Lifetime ban and 14 months in prison for man who neglected equines

A man has been sentenced to 14 months in prison and a lifetime ban on owning animals after a Scottish SPCA investigation.

Stevens' horse

Gary Stevens was found guilty of failing to provide adequate care for a donkey and Shetland pony in his care at Peterhead Sheriff Court on 10 September. Stevens, 53, of Hallmoss Farm, Inverugie in Peterhead, pled guilty to causing unnecessary suffering to the Shetland pony under Section 19 of the Animal Health and Welfare (Scotland) Act 2006 and for failing to ensure the welfare of the donkey in his care under section 24 of the Act.

For his offences, Stevens was handed the maximum sentence for each charge, totalling 18 months’ imprisonment, which was reduced to 14 because of the guilty plea. Last week, the Scottish Government announced plans to increase the maximum sentence for animal cruelty to five years’ imprisonment.

The Scottish SPCA visited Hallmoss Farm in June 2018 after welfare concerns were raised to the charity’s animal helpline. 

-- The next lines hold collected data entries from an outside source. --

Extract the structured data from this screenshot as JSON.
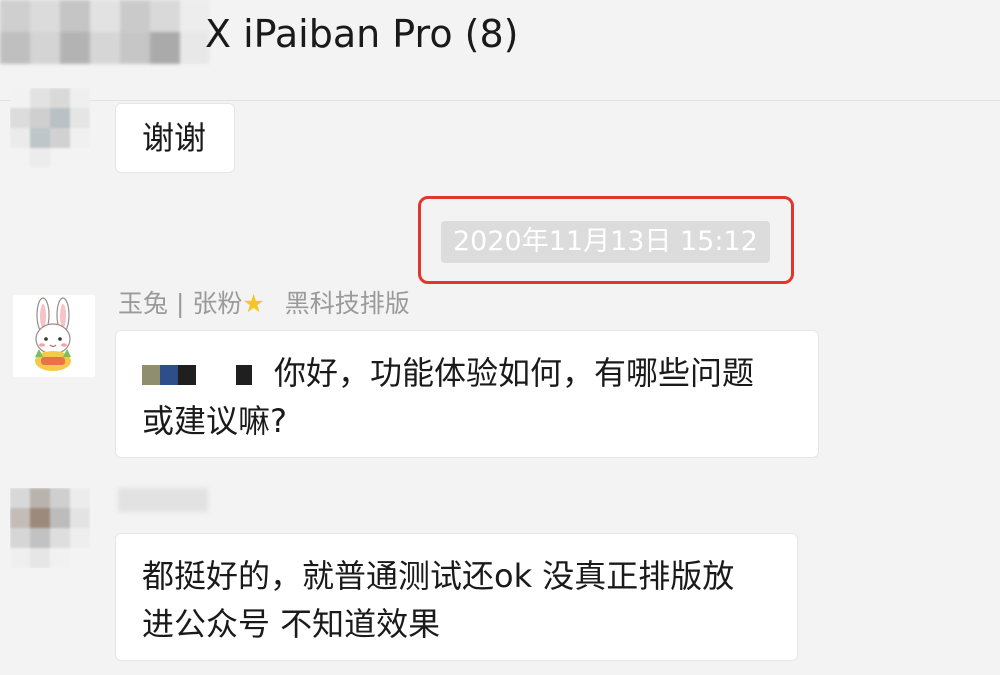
{
  "header": {
    "title": "X iPaiban Pro (8)"
  },
  "messages": [
    {
      "text": "谢谢"
    },
    {
      "timestamp": "2020年11月13日 15:12"
    },
    {
      "sender": {
        "name": "玉兔",
        "separator": "|",
        "tag": "张粉",
        "badge_icon": "star-icon",
        "group": "黑科技排版"
      },
      "text_line1": "你好，功能体验如何，有哪些问题",
      "text_line2": "或建议嘛?"
    },
    {
      "text_line1": "都挺好的，就普通测试还ok 没真正排版放",
      "text_line2": "进公众号 不知道效果"
    }
  ],
  "colors": {
    "highlight_border": "#e0362c",
    "timestamp_bg": "#dcdcdc",
    "bubble_bg": "#ffffff",
    "background": "#f3f3f3"
  }
}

Scottish SPCA inspector Fiona McKenzie said: “In my 12 years as a Scottish SPCA inspector, this is one of the worst cases I’ve ever dealt with and I’ve never seen such a disregard for animal welfare. The vet in attendance said the state of Itsy, the Shetland pony, was the most extreme case he’d come across in 34 years of practising.

“We made every attempt to work constructively with Stevens and his family, including issuing statutory care notices to improve the welfare of their animals. They rebuffed this offer of support and were uncooperative. Ultimately, they attempted to hide the animals under the guise of them having been rehomed. This left us with no choice but to make a report to the Procurator Fiscal. From this investigation we took ownership of over 45 animals including horses, pigs, sheep, lambs, cats, dogs and terrapins.”

The Scottish SPCA investigated further after the animals went missing and found them at another address, where more ponies, which weren’t at the farm during the initial visit, were found. Inspector McKenzie discovered a Shetland pony, known as Itsy, which hadn’t been seen previously.

It was evident she had severe issues, including being abnormally small and her back end looked weak and deformed. Her front feet were so badly deformed that they were deemed incorrectable by the vet. Her poor body condition was attributed to pain and stress. The very sad decision was made that the kindest thing to do was to put her to sleep.  This was done immediately at the location so she wouldn't be caused any further suffering.

Stevens' pony

A donkey that had gone missing from Hallmoss Farm was also discovered at the second address. She had not received any qualified corrective farriery or been seen by a vet as specified under the care notice.  She was removed to ensure her welfare as being kept in this environment would cause her further suffering and stress.  She was taken to be cared for at the Scottish SPCA Aberdeenshire Animal Rescue and Rehoming Centre where she received care for a multitude of issues including corrective hoof trimming, dental treatment and medicated baths for a skin condition. She made a full recovered and was successfully rehomed.

Inspector McKenzie added: “We worked closely with Aberdeenshire Council’s Animal Health and Welfare team who took their own case to the Procurator Fiscal.

“We are very pleased the Sherriff exercised the maximum punishment available to Stevens. We hope this will act as a deterrent to others and be just one of many examples of more consistent sentencing for those who are cruel to animals.”